You have probably heard of the concept that children learn languages faster and better than adults. Although true to a certain extent for different areas, age is not the main component of qualitative learning. Many linguists believe that children learn better not because of their age but because they do not fear failure. They don’t try to avoid making mistakes because they don’t associate it with feelings of shame or humiliation. But adults constantly watch themselves, fearing that they will commit a mistake in front of many people who judge their every move.
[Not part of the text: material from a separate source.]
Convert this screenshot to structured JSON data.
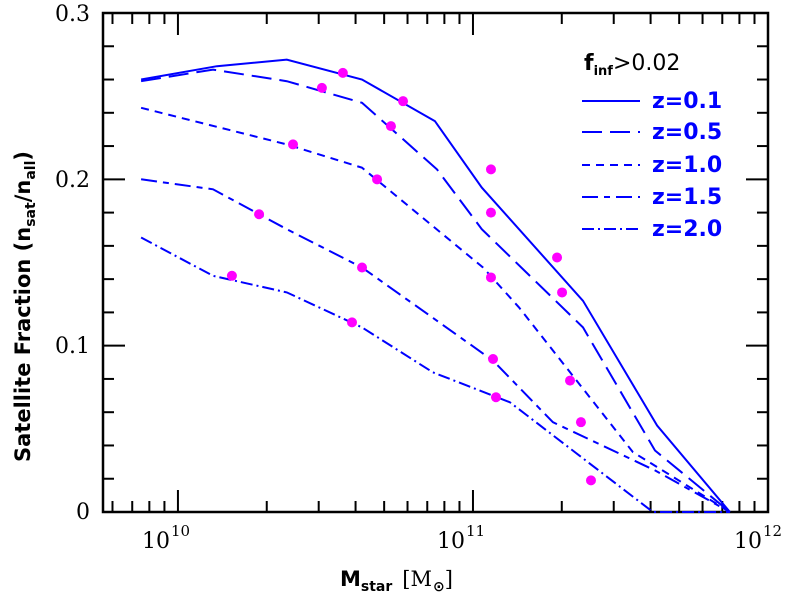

This lack of or low fear of failure in children is what enables them to be especially creative. But at school, children soon learn from adults that making mistakes is bad, which, in turn, leads them to filter and restrict their creativity for fear of scoring poorly or being told off in front of the class. As a result, the older children become, the more they distance themselves from their creative powers, focusing more and more on how to fit into the perfect-student mold.
How do we fix this? How should we teach all students the same disciplines (to ensure everyone gets access to equal education) without killing their individuality? One answer is that schools should expose students equally, but then let them respond personally to the disciplines. In other words, schools provide the environment of possibilities – ranging from arts to science – and students try them until they see which one they thrive in the most.
The appeal of teaching students equally under every discipline is strong, but does it really work? Did that boy who memorized all 1900s major events only to pass that exam truly learn, or will he forget it all in a few months? Would he have benefitted more had he been able to focus on learning French and Italian, the two languages he loves?
Many students end up in college having no idea what they would like to do. Perhaps this serves as a strong sign that schools do expose students to enough disciplines and applied studies. The indecisiveness may also be a consequence of fear: doubting one’s abilities to succeed and suppressing one’s creative abilities. Allowing children to exercise their creativity and inviting them to try different environments of possibilities of studies, then, may be a far better approach to education than the fear-inducing, anti-individual system that we currently have.